L’esperimento Dissonanze può quindi dirsi completamente riuscito e sintetizza quanto la situazione che ruota intorno all’organizzazione degli eventi musicali nella Capitale sia mutata negli ultimi tempi, anche grazie alle iniziative impresse dalla Fondazione Musica per Roma, che – come scrivevamo, in particolare negli ultimi due anni – ha scelto di dare sempre più spazio alla musica elettronica, riconoscendola fra i linguaggi più importanti e innovativi della scena contemporanea. L’Auditorium Parco della Musica intitolato a Ennio Morricone ha progressivamente rafforzato la propria programmazione dedicata a questo mondo, assumendo così un ruolo di apripista: portare la musica elettronica in un rispettato luogo della cultura significa intercettare un pubblico giovane, dinamico e cosmopolita, significa aprirsi alle nuove generazioni, riconoscendo valore artistico a un linguaggio che oggi è protagonista non solo nei palcoscenici di tutto il mondo ma nella quotidianità di ciascuno di noi. Fenomeni globali come quelli ospitati nel cartellone di Dissonanze non si sono limitati a riempire la Cavea, ma hanno contribuito a rafforzare il ruolo di Roma nella geografia del turismo musicale, vista anche la notevole percentuale di pubblico straniero. Un successo legato anche alla capacità di reinterpretare in modo nuovo gli spazi progettati da Renzo Piano. Portare nella Cavea artisti come quelli presenti nella line-up di Dissonanze significa riconoscere pieno valore culturale a un genere musicale troppo spesso ancora associato a stereotipi sbagliati, oppure considerato fenomeno esclusivamente legato ai club e alla dimensione underground.

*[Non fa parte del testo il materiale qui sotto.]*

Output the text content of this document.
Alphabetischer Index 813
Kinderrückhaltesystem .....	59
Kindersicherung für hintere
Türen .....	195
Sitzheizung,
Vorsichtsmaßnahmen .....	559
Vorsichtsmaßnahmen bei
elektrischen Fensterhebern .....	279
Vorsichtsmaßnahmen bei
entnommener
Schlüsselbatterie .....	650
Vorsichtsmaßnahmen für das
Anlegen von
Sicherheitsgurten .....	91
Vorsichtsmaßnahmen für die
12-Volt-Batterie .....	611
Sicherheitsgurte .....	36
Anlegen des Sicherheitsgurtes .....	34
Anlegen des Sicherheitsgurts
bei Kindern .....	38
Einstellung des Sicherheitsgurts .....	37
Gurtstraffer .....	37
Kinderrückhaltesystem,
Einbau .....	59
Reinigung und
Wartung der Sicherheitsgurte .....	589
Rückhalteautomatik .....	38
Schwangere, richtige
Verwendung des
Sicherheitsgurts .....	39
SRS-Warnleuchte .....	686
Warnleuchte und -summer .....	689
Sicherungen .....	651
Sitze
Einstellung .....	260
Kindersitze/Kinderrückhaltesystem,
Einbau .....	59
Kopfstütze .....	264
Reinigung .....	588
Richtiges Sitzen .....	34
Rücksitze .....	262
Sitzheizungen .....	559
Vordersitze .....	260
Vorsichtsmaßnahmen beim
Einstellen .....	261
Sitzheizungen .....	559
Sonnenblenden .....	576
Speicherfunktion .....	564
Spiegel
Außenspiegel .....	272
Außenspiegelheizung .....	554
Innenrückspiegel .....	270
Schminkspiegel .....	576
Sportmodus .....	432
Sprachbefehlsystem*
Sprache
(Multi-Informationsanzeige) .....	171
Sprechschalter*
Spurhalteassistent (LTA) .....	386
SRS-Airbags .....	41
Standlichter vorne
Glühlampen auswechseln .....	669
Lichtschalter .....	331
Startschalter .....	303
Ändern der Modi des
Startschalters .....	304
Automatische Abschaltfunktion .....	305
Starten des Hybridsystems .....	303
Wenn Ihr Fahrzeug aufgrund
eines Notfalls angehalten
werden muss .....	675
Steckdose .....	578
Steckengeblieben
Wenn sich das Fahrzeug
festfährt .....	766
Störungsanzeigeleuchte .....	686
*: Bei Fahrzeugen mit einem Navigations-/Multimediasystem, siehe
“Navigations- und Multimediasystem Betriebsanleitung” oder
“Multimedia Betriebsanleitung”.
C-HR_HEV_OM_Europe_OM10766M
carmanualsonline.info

Trasformare le cupole e i giardini pensili nei palcoscenici di Dissonanze significa aprire spazi istituzionali a nuovi linguaggi e a nuovi modi di vivere la musica. L’elettronica può ora finalmente sentirsi libera di uscire dai confini nei quali è stata a lungo relegata, per entrare nel cuore di uno dei più importanti luoghi della cultura in Europa, in una dimensione aperta, condivisa, capace di dialogare con la città. E’ importante custodire la grande tradizione musicale, ma lo è anche intercettare i cambiamenti, sperimentare nuovi linguaggi, offrire spazio ai ritmi e agli artisti che stanno provando a costruire il futuro. Speriamo ci lascino godere più spesso gli spazi dell’Auditorium in questo modo. Speriamo che Dissonanze torni ogni anno più forte e più grande. Insieme a Spring Attitude e Videocittà forma un tris vincente che sta trasformando il volto di Roma nel settore dei grandi eventi musicali, mentre l’effetto trascinamento consente a tante piccole realtà di continuare a crescere. Attraverso Dissonanze è stato posto un nuovo tassello fondamentale. Sono fermamente convinto che l’edizione 2026 sarà ricordata a lungo, come uno dei più importanti eventi legati alla musica elettronica mai ospitati nella Capitale.